No. Social construction is just an evolved approximation of what is right as a matter of empirical, physical fact. Sometimes evolution gets things right, sometimes it leads to a dead end. Because we have knowledge of biology, economics, psychology, etc. that blind evolution might not account for, we can improve on the rights various cultures have evolved.
"Which would be having property rights in the fruits of our labor, but not in what nature provided for everyone equally."
That's an empirical question, and it's all that should really matter.
Bingo. But it is a very complex empirical question that can't be settled except by running the experiment on real societies in real time, and might not give the same answer under all conditions. That's a wasteful trial-and-error model of institutional design that our modern scientific understanding of human behavior can improve on very substantially a priori.
We have no way of knowing what is right and proper according to nature or nature's God so we have to go with what's in our best common interests.
As best we can understand them. Right. What's right according to nature is what survives and replicates in the evolutionary arena. We can't know a priori what that is, but we can make some pretty good guesses, especially as to what it is not.
If that's capitalism or geolibertarianism then so be it, but if there's a better way then those systems are just illegitimate.
I agree. And the jury is still out on that question. For example, Islam seems to be a very successful memetic system, probably because it is totally devoted to its own spread, and disregards the welfare of its individual adherents.

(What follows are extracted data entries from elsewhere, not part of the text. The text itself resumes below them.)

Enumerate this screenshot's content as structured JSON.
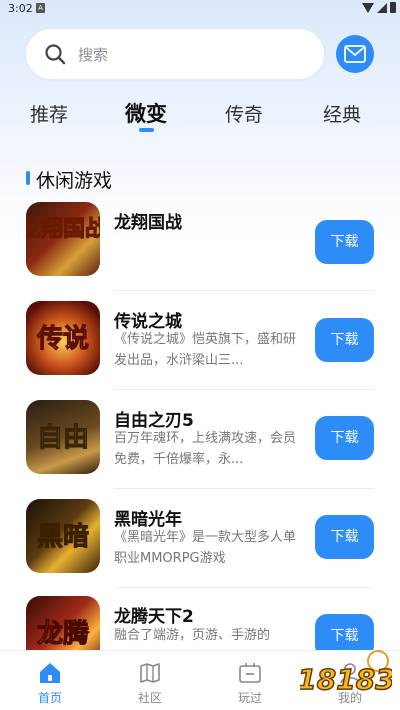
{
  "status_bar": {
    "time": "3:02",
    "notif": "A"
  },
  "search": {
    "placeholder": "搜索"
  },
  "tabs": [
    {
      "label": "推荐",
      "active": false
    },
    {
      "label": "微变",
      "active": true
    },
    {
      "label": "传奇",
      "active": false
    },
    {
      "label": "经典",
      "active": false
    }
  ],
  "section": {
    "title": "休闲游戏"
  },
  "games": [
    {
      "name": "龙翔国战",
      "desc": "",
      "button": "下载",
      "icon_text": "龙翔国战"
    },
    {
      "name": "传说之城",
      "desc": "《传说之城》恺英旗下，盛和研发出品，水浒梁山三...",
      "button": "下载",
      "icon_text": "传说"
    },
    {
      "name": "自由之刃5",
      "desc": "百万年魂环，上线满攻速，会员免费，千倍爆率，永...",
      "button": "下载",
      "icon_text": "自由"
    },
    {
      "name": "黑暗光年",
      "desc": "《黑暗光年》是一款大型多人单职业MMORPG游戏",
      "button": "下载",
      "icon_text": "黑暗"
    },
    {
      "name": "龙腾天下2",
      "desc": "融合了端游，页游、手游的",
      "button": "下载",
      "icon_text": "龙腾"
    }
  ],
  "nav": [
    {
      "label": "首页",
      "icon": "home-icon",
      "active": true
    },
    {
      "label": "社区",
      "icon": "map-icon",
      "active": false
    },
    {
      "label": "玩过",
      "icon": "box-icon",
      "active": false
    },
    {
      "label": "我的",
      "icon": "user-icon",
      "active": false
    }
  ],
  "watermark": {
    "text": "18183"
  },
  "colors": {
    "accent": "#2d8cf5",
    "text": "#111111",
    "muted": "#777777"
  }
}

Maybe that is ultimately going to be the successful -- in the Darwinian sense -- cultural model; though I have my doubts, as it is in terminal conflict with science and modernity. But although capitalism is clearly the most successful economic system tried to date, I think there are very good a priori reasons -- economic, psychological, anthropological, historical -- to think a geoist or geolibertarian model would work best in the long run, and I have given them. The problem is to get people who are accustomed to other models to try it, just as the problem with science and reason is to get people who are accustomed to relying on faith to try them.

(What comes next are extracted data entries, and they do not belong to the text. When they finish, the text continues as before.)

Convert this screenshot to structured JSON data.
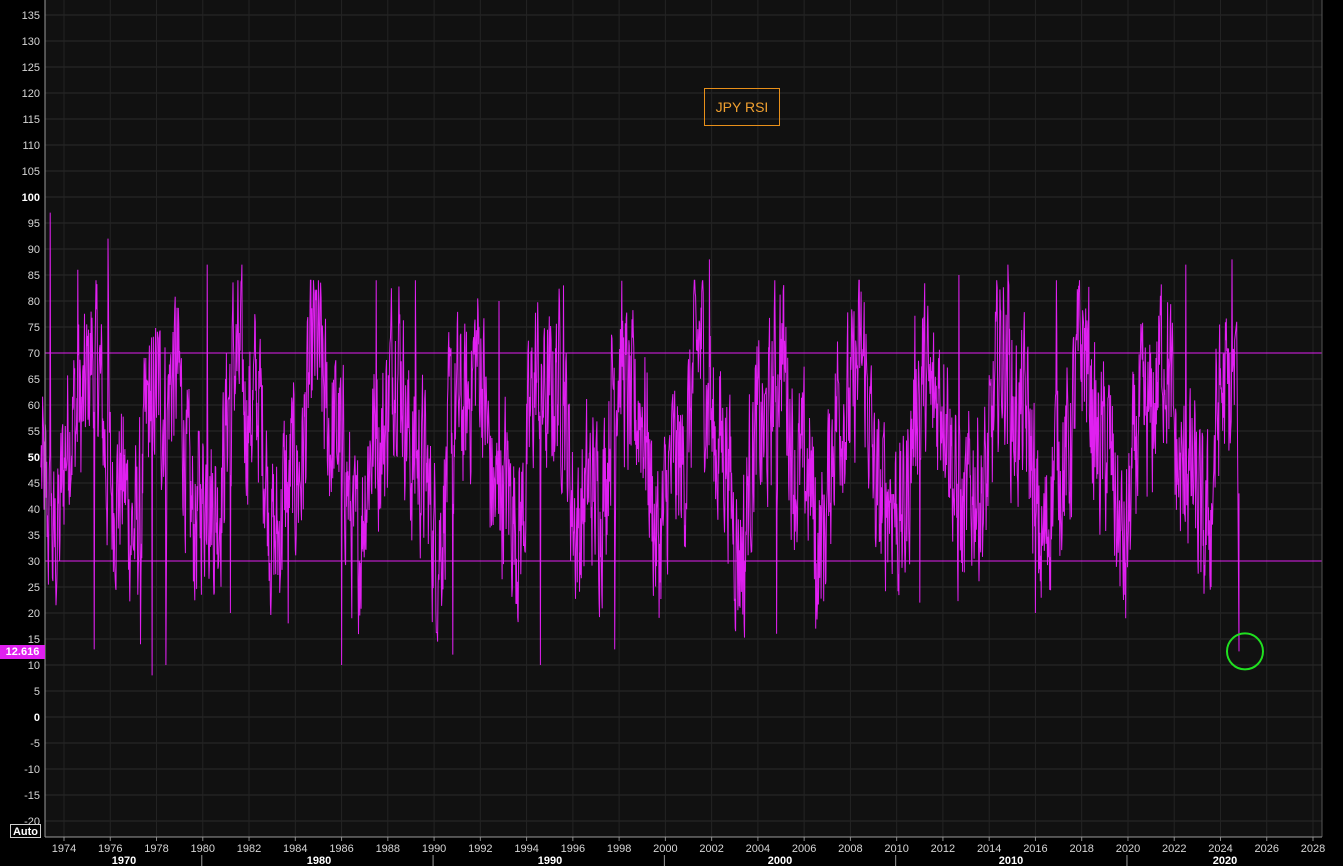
{
  "chart_data": {
    "type": "line",
    "title": "JPY RSI",
    "series": [
      {
        "name": "JPY RSI",
        "color": "#e020f0",
        "last_value": 12.616,
        "sample_points": [
          {
            "x": 1973.0,
            "y": 48
          },
          {
            "x": 1973.4,
            "y": 97
          },
          {
            "x": 1973.8,
            "y": 30
          },
          {
            "x": 1974.6,
            "y": 86
          },
          {
            "x": 1975.3,
            "y": 13
          },
          {
            "x": 1975.9,
            "y": 92
          },
          {
            "x": 1977.3,
            "y": 14
          },
          {
            "x": 1977.8,
            "y": 8
          },
          {
            "x": 1978.4,
            "y": 10
          },
          {
            "x": 1980.2,
            "y": 87
          },
          {
            "x": 1981.2,
            "y": 20
          },
          {
            "x": 1981.7,
            "y": 87
          },
          {
            "x": 1983.7,
            "y": 18
          },
          {
            "x": 1986.0,
            "y": 10
          },
          {
            "x": 1987.5,
            "y": 84
          },
          {
            "x": 1989.2,
            "y": 84
          },
          {
            "x": 1990.8,
            "y": 12
          },
          {
            "x": 1992.8,
            "y": 80
          },
          {
            "x": 1994.6,
            "y": 10
          },
          {
            "x": 1995.6,
            "y": 83
          },
          {
            "x": 1997.8,
            "y": 13
          },
          {
            "x": 2001.9,
            "y": 88
          },
          {
            "x": 2003.4,
            "y": 18
          },
          {
            "x": 2004.8,
            "y": 16
          },
          {
            "x": 2006.5,
            "y": 17
          },
          {
            "x": 2011.0,
            "y": 22
          },
          {
            "x": 2012.7,
            "y": 85
          },
          {
            "x": 2014.8,
            "y": 87
          },
          {
            "x": 2016.0,
            "y": 20
          },
          {
            "x": 2016.9,
            "y": 84
          },
          {
            "x": 2019.9,
            "y": 19
          },
          {
            "x": 2022.5,
            "y": 87
          },
          {
            "x": 2023.6,
            "y": 25
          },
          {
            "x": 2024.5,
            "y": 88
          },
          {
            "x": 2024.7,
            "y": 76
          },
          {
            "x": 2024.8,
            "y": 12.616
          }
        ]
      }
    ],
    "reference_lines": [
      70,
      30
    ],
    "ylim": [
      -22,
      138
    ],
    "yticks": [
      135,
      130,
      125,
      120,
      115,
      110,
      105,
      100,
      95,
      90,
      85,
      80,
      75,
      70,
      65,
      60,
      55,
      50,
      45,
      40,
      35,
      30,
      25,
      20,
      15,
      10,
      5,
      0,
      -5,
      -10,
      -15,
      -20
    ],
    "ytick_labels": [
      "135",
      "130",
      "125",
      "120",
      "115",
      "110",
      "105",
      "100",
      "95",
      "90",
      "85",
      "80",
      "75",
      "70",
      "65",
      "60",
      "55",
      "50",
      "45",
      "40",
      "35",
      "30",
      "25",
      "20",
      "15",
      "10",
      "5",
      "0",
      "-5",
      "-10",
      "-15",
      "-20"
    ],
    "xlim": [
      1972.7,
      2028.8
    ],
    "xticks": [
      1974,
      1976,
      1978,
      1980,
      1982,
      1984,
      1986,
      1988,
      1990,
      1992,
      1994,
      1996,
      1998,
      2000,
      2002,
      2004,
      2006,
      2008,
      2010,
      2012,
      2014,
      2016,
      2018,
      2020,
      2022,
      2024,
      2026,
      2028
    ],
    "xtick_labels": [
      "1974",
      "1976",
      "1978",
      "1980",
      "1982",
      "1984",
      "1986",
      "1988",
      "1990",
      "1992",
      "1994",
      "1996",
      "1998",
      "2000",
      "2002",
      "2004",
      "2006",
      "2008",
      "2010",
      "2012",
      "2014",
      "2016",
      "2018",
      "2020",
      "2022",
      "2024",
      "2026",
      "2028"
    ],
    "decade_labels": [
      "1970",
      "1980",
      "1990",
      "2000",
      "2010",
      "2020"
    ],
    "decade_boundaries": [
      1980,
      1990,
      2000,
      2010,
      2020
    ],
    "grid": true,
    "legend_position": "top-center",
    "highlight": {
      "shape": "circle",
      "color": "#20e020",
      "x": 2024.8,
      "y": 12.616
    }
  },
  "ui": {
    "last_value_badge": "12.616",
    "auto_button": "Auto",
    "background": "#000000",
    "plot_background": "#111111"
  }
}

"Are you really unable to understand the difference between picking a wild apple and on that basis claiming it is yours exclusively, and picking a wild apple and on that basis claiming the tree is yours exclusively? REALLY???"

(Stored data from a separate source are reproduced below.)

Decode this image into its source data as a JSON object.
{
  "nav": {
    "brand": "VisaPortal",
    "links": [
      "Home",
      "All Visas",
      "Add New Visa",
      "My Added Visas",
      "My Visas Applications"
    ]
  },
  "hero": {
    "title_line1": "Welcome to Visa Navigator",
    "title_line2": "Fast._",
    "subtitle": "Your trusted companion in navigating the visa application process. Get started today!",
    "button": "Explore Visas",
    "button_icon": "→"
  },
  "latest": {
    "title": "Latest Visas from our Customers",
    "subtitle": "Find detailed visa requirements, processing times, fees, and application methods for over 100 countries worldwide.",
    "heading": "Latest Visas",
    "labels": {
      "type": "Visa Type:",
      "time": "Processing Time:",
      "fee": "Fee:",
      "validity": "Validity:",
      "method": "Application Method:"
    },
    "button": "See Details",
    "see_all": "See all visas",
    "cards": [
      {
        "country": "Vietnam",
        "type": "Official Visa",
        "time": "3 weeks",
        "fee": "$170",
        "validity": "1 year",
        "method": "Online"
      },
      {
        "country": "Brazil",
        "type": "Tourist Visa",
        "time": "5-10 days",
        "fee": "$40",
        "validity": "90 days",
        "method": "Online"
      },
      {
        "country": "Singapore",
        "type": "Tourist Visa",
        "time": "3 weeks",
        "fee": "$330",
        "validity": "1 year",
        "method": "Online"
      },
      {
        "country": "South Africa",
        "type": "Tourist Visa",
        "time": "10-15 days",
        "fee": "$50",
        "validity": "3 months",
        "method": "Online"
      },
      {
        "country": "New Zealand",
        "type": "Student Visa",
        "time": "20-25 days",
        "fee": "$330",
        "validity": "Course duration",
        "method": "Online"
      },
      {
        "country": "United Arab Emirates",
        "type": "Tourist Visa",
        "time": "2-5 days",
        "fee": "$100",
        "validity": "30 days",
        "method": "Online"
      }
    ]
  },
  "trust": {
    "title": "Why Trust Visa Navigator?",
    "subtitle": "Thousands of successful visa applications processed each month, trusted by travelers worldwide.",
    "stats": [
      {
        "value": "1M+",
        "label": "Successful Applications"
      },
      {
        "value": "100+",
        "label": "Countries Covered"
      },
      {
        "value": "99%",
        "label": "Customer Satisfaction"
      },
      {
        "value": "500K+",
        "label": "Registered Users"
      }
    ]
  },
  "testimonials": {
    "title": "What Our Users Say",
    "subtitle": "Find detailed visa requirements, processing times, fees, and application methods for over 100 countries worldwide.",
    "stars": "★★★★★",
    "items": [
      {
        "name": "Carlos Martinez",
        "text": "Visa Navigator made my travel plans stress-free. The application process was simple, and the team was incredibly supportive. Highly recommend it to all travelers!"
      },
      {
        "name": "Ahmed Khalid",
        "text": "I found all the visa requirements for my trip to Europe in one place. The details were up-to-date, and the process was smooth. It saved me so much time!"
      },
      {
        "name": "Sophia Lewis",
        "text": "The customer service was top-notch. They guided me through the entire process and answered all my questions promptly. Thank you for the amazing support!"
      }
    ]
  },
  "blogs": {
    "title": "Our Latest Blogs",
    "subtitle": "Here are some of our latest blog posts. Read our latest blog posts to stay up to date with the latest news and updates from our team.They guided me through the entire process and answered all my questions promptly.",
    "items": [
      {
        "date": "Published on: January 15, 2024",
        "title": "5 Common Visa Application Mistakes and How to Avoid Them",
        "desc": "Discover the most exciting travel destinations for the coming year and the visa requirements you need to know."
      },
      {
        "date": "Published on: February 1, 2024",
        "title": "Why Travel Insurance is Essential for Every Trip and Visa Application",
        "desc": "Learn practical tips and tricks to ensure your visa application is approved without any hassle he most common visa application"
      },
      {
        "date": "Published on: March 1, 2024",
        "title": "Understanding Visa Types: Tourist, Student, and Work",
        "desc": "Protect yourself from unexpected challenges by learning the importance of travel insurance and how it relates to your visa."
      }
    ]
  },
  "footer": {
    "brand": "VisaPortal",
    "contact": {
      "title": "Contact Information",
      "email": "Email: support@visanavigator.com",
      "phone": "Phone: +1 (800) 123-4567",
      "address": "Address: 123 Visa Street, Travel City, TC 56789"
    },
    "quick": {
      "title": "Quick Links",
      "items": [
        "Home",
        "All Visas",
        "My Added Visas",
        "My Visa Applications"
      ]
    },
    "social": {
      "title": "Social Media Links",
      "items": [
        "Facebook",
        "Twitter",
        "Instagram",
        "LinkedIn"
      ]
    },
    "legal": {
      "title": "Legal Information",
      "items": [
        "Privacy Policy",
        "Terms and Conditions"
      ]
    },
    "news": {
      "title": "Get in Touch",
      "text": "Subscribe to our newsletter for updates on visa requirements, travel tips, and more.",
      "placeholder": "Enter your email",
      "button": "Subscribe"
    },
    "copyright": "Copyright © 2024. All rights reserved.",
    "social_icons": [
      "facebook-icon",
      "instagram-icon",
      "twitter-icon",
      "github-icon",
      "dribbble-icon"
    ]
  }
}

Really. I don't believe there are such things as absolute, unconditional rights of ownership so all property claims have to be justified on some reasonable grounds before I'm willing to abide by them.
What is unreasonable about objective physical reality's decision to place the product in the producer's hands?
I don't think other people owe me the apple or the tree, or anything at all in fact.
I think other people owe both of us respect for our rights to life, liberty, and property in the fruits of our labor, as that is in their best interest as well as ours.
Only a mass of very confused and mixed up people would accept an arbitrary property regime that wasn't in their own broad common interest.
I'm not at all sure of that. Maybe people are just ignorant or lack imagination, because history is certainly replete with examples of peoples who did exactly that even when it was OBVIOUSLY robbing, enslaving and killing them: not just slavery, but landowning, IP monopolies, private banksters' money issuance, socialism, etc.
The capitalist class is very good at identifying, protecting, and advancing their interests, the working class is not.
Right, as proved by their preference for capitalism or even socialism over liberty, justice, and truth. But at least they are smart enough to prefer capitalism to socialism.